Siebel was selling meager quantities of helium for $2,500 per cubic foot. He quickly calculated that at that rate, the cost of filling a small blimp was more than $100 million. Ten years later, after the U.S. government established plants at Fort Worth and Amarillo, TX, the cost had dropped to three cents per cubic foot. Large-scale production of helium came too late to be of much value in World War I, but it did play a major role in World War II, when helium-filled U.S. Navy patrol blimps safely escorted thousands of ships carrying troops and supplies. The blimps used sensitive listening devices that when lowered into the water could detect submarines up to five miles away. At the time, the Allies had a virtual monopoly on helium, because the only known gas wells capable of producing helium in large quantities were in the United States and Canada.
Helium Today
Once helium became readily available in large quantities, other uses quickly followed. Today the U.S. Bureau of Land Management (BLM) manages helium gas reserves, leasing, and storage. According to BLM, “helium plays a prominent role in the Government’s space, defense, and energy programs, such as pressurization of liquid propellants used by the space shuttle, weapons development, and nuclear fusion reactor experiments. Liquid helium uses include cooling infrared detectors, space simulations, materials testing, and biological and superconductivity research. Gaseous helium uses include various lighter-than-air activities, helium–neon lasers, detecting gas leaks, helium–oxygen mixture for deep sea diving, and high-speed welding of special metals.” Helium has also been used for producing extremely high velocities in wind tunnels and in hospitals it serves as a cryogenic liquid for magnetic resonance imaging (MRI). It is still considered a strategic reserve material.

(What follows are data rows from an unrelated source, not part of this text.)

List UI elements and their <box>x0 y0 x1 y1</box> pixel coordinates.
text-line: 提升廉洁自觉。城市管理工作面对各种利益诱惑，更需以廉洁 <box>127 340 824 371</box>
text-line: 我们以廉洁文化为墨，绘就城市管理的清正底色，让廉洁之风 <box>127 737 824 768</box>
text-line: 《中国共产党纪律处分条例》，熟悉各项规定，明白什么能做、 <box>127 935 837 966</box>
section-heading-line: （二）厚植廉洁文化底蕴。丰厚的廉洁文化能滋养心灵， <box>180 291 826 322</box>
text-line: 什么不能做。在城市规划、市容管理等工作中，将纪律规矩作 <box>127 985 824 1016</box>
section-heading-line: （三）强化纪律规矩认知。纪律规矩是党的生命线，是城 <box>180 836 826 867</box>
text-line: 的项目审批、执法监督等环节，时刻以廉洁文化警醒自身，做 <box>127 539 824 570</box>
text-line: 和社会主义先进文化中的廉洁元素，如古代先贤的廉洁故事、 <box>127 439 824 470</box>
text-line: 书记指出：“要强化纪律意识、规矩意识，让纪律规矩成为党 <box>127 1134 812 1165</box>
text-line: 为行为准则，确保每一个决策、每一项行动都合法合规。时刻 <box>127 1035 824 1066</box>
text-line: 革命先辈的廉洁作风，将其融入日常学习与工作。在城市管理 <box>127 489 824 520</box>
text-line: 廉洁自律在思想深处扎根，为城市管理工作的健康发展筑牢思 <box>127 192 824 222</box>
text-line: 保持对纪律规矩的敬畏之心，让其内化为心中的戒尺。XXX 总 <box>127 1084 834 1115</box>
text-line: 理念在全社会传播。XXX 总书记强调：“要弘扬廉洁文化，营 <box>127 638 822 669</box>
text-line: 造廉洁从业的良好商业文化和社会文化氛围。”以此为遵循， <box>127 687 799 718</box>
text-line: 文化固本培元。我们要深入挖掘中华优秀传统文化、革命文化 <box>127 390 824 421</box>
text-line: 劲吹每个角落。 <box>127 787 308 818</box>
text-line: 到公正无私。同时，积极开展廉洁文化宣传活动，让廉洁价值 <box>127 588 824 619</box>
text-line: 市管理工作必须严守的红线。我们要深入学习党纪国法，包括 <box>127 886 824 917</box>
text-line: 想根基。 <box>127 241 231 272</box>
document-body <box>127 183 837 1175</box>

The time price as fallen by 99.99993 percent
In 1917 helium was selling for $2,500 per cubic foot. Blue-collar hourly compensation (wages and benefits) was 29 cents per hour. This put the time price at 8,621 hours. Today you can buy a cubic foot for around 21 cents. With blue-collar hourly compensation at $34.76 today, a cubic foot will cost 0.006 hours or 22 seconds. The time price has fallen by 99.99993 percent. For the time it required to earn the money to buy one cubic foot in 1917, you get 1,426,929 cubic feet today.
Perhaps the most famous advertisment for helium today is the Goodyear blimp. There are actually four blimps in operation today manufactured by Germany's ZLT Zeppelin Luftschifftechnik company.
The airships are 246 feet long and 57 feet tall. They can travel 73 miles per hour with three engines and have seating capacity for 14 passengers. They weigh almost 10 tons when empty. The envelope volume is 297,527 cubic feet. At 21 cents per cubic foot, it costs around $62,480 to fill it with helium.
You can watch this two-minute time-lapse video on how these blimps are constructed.
We never know when a scarce resource can suddenly become abundant. If people are free to think and experiment and share their findings, we escape poverty.
We describe the process of transforming scarcities into abundances in our new book, Superabundance, available at Amazon. Jordan Peterson calls it a “profoundly optimistic book.” There has never been a better time to create more life.
Gale Pooley is a Senior Fellow at the Discovery Institute and a board member at Human Progress.
As you mention, many rockets, including SpaceX's Falcon 9, use Helium for pressurization. But newer designs, including SpaceX's Starship rocket, hope to eliminate its use and use autogenous pressurization instead.
In part, this is because the falling cost of rockets has magnified the relative cost of Helium. Just more evidence that progress reduces costs and solves the scarcity problem across many dimensions.